Over the course of 30 days I have asked 47 people (24 from group A and 23 from group B) which of four foods they prefer, making up a total of 1410 observations:
choice
group apple orange pizza beer
A 340 63 216 101
B 424 65 125 76
Because I have asked the same person multiple times, the observations (within each group) are not independent and I cannot use a chi-squared test to compare the distributions.
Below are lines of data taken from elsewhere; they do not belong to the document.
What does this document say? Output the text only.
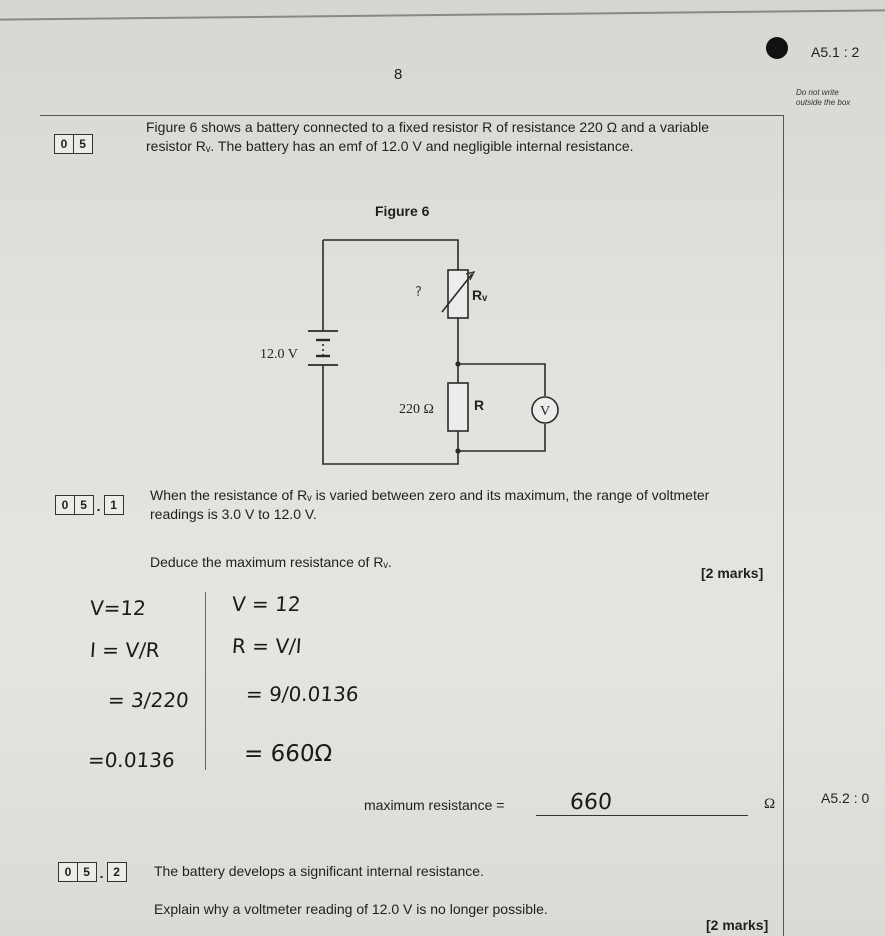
8
A5.1 : 2
Do not write outside the box
0 5
Figure 6 shows a battery connected to a fixed resistor R of resistance 220 Ω and a variable resistor Rᵥ. The battery has an emf of 12.0 V and negligible internal resistance.
Figure 6
V
Rᵥ
R
220 Ω
12.0 V
?
0 5 . 1
When the resistance of Rᵥ is varied between zero and its maximum, the range of voltmeter readings is 3.0 V to 12.0 V.
Deduce the maximum resistance of Rᵥ.
[2 marks]
V=12
I = V/R
= 3/220
=0.0136
V = 12
R = V/I
= 9/0.0136
= 660Ω
maximum resistance =	660	Ω	A5.2 : 0
0 5 . 2	The battery develops a significant internal resistance.
Explain why a voltmeter reading of 12.0 V is no longer possible.
[2 marks]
What I want to know is: Which foods are chosen significantly more often by one group than the other? My hypothesis is that group A prefers pizza and beer, while group B prefers fruits. I assume that the preference does not change over (such a short) time and am not interested in the longitudinal aspect of the survey.
What test can I use?
Attempt at a solution:
Basically, the repeated measures (of the same person) are something like repeatedly measuring the length of a stick to obtain a more accurate measurement and average out measurement errors. I therefore thought that for each person I might calculate the percentage of each answer category. Thus, 100% of answers of one person would then divide into, for example, 40% apple answers, 30% orange, 20% pizza, and 10% beer. Represented as probabilities (that sum up to 1 for each person), I would then have data like this::
person group apple orange pizza beer
1 A 0.4 0.3 0.2 0.1
2 B ...
In this way I would have "deleted" the within-person interdependence and would then perform a t-test on the resulting two numeric vectors.
But I am unable to judge whether this is a valid procedure for the kind of data I have. Also, I would prefer to use a published and reviewed test, if such a one exists.
Sample data:
food <- c("apple", "orange", "pizza", "beer")
dat <- data.frame(
group = rep(c("A", "B"), c(720, 690)),
choice = c(
rep(food, c(340, 63, 216, 101)),
rep(food, c(424, 65, 125, 76))
)
)
tab <- table(dat)